After the snowstorm of the previous week, spring was back in Colorado, and we celebrated with a hike. Our destination was the Pawnee Buttes, located in the Pawnee National Grasslands in eastern Colorado. This area sees a lot more crowds than it did when we first started traveling here twenty years ago, but the empty prairies can still fit a lot of people. Once we wandered off the main trail, we were completely alone and social distancing was no longer a problem.
Actually, we weren’t completely alone- at one point we startled a porcupine. I’m not sure what it was doing out here. Although there were a handful of trees where we found it, it’s probably a hundred miles to a proper forest.
What I love about the Pawnee buttes are the wide open spaces, and the sky that keeps going forever. Near the beginning of our hike, I tried to capture this with a prairie landscape, and this became my favorite image of the week.

Pawnee Buttes
Fujifilm X-T2, Fujinon XF 10-24 f/4 R OIS at 10mm, f/8 at 1/1250, ISO 200
Digital Darkroom. No unusual manipulations here.
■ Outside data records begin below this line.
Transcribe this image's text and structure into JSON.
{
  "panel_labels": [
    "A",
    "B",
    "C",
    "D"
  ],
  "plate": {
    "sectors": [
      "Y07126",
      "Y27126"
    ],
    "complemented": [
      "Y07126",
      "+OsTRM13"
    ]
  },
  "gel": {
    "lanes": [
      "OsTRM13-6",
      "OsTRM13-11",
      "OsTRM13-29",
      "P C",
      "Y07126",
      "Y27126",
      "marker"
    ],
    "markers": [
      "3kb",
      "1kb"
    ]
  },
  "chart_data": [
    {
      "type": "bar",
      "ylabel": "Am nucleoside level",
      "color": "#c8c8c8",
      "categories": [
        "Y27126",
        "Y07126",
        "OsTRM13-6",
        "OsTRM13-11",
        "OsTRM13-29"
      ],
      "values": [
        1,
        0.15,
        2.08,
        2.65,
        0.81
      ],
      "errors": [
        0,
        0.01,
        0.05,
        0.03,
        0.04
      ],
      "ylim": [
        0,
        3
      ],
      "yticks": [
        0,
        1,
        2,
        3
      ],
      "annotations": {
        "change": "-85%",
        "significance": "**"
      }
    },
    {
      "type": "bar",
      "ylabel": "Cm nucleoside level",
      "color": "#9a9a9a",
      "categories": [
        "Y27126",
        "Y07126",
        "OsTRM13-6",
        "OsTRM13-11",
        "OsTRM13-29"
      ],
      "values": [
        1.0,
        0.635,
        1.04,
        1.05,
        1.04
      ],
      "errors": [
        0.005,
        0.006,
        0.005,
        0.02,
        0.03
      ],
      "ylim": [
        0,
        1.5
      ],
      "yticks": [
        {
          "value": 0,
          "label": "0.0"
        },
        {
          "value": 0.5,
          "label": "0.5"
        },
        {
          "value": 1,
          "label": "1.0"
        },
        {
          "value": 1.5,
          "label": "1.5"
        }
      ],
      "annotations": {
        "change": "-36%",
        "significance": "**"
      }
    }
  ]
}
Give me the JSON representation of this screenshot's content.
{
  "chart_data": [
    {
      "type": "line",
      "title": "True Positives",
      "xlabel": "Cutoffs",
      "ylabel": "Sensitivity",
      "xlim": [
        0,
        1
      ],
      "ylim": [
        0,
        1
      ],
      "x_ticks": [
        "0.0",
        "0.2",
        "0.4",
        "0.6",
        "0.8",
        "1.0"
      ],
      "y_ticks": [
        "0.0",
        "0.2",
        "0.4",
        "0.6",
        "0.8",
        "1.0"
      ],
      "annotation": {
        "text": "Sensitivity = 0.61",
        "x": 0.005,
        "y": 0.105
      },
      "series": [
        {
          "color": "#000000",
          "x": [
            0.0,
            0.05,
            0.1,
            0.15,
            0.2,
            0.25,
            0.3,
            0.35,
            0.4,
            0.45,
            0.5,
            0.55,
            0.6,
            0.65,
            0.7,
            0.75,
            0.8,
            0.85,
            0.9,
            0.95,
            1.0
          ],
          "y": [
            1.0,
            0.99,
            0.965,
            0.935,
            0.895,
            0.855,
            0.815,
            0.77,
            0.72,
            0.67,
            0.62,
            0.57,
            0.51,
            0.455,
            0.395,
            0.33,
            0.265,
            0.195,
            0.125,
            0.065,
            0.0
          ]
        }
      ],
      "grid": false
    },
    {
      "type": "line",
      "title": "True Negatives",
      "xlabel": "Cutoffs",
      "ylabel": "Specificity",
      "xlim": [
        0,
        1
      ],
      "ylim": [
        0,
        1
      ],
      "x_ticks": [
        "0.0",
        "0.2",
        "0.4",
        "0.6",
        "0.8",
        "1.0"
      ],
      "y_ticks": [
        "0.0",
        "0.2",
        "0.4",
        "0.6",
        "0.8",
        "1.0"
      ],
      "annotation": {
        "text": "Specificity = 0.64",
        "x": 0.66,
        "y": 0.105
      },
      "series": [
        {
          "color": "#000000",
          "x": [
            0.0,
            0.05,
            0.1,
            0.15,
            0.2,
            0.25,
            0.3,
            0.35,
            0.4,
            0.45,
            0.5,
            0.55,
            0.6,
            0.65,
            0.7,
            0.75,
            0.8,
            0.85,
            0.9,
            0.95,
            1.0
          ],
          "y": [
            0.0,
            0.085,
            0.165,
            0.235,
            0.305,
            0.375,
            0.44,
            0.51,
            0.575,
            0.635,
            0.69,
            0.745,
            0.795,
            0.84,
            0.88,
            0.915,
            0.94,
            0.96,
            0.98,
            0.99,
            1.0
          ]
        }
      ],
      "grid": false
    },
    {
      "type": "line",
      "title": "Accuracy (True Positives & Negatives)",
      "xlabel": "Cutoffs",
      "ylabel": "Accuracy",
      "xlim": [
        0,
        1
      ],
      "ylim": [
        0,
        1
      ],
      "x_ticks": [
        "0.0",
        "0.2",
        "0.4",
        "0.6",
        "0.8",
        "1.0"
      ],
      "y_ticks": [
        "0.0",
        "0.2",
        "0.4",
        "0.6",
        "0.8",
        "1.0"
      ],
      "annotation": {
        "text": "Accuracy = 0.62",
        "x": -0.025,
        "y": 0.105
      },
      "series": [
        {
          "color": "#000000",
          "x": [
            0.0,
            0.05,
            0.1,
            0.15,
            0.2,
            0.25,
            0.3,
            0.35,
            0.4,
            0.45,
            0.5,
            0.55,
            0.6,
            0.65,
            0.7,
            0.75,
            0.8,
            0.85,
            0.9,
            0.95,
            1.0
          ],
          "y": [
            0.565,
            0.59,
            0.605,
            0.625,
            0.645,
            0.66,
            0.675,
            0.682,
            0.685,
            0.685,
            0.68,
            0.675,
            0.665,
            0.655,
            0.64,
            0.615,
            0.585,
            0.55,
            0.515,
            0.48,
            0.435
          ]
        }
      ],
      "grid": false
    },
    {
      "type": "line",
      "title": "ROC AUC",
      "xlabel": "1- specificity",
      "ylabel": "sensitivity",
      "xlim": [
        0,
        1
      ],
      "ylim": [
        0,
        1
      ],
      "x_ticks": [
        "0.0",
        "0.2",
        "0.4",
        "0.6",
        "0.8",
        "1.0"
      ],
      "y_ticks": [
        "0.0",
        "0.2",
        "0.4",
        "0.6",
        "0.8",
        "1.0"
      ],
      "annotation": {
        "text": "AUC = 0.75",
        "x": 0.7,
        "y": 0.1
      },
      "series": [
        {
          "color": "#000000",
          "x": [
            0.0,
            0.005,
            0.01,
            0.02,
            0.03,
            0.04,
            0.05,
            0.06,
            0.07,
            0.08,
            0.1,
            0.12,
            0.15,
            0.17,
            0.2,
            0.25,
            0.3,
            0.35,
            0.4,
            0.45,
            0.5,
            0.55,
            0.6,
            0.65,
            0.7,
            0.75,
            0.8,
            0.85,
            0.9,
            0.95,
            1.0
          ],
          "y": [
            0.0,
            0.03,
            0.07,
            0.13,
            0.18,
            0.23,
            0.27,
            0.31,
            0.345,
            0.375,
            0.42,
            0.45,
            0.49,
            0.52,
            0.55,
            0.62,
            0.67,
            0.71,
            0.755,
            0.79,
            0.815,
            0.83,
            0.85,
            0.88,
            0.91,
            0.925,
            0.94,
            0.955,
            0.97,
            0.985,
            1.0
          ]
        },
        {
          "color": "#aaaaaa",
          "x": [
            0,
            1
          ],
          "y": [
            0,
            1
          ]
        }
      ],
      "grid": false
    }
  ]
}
I stuck with the Provia film simulation; Velvia added a noticeable magenta tint. I increased exposure and contrast. Bumped up the shadows and tamed the highlights. I added some detail with both texture and dehaze, and gave vibrance a small nudge.
WIRR stands for Weekly Image Rich Ruh. This regular feature on Das Has von Ruh will show and describe my favorite photo created during this weekly period. My weeks start on Mondays, as does the WIRR. I’m hoping to include commentary on the story, the setting, the specs, or the sentiments, depending on the circumstances.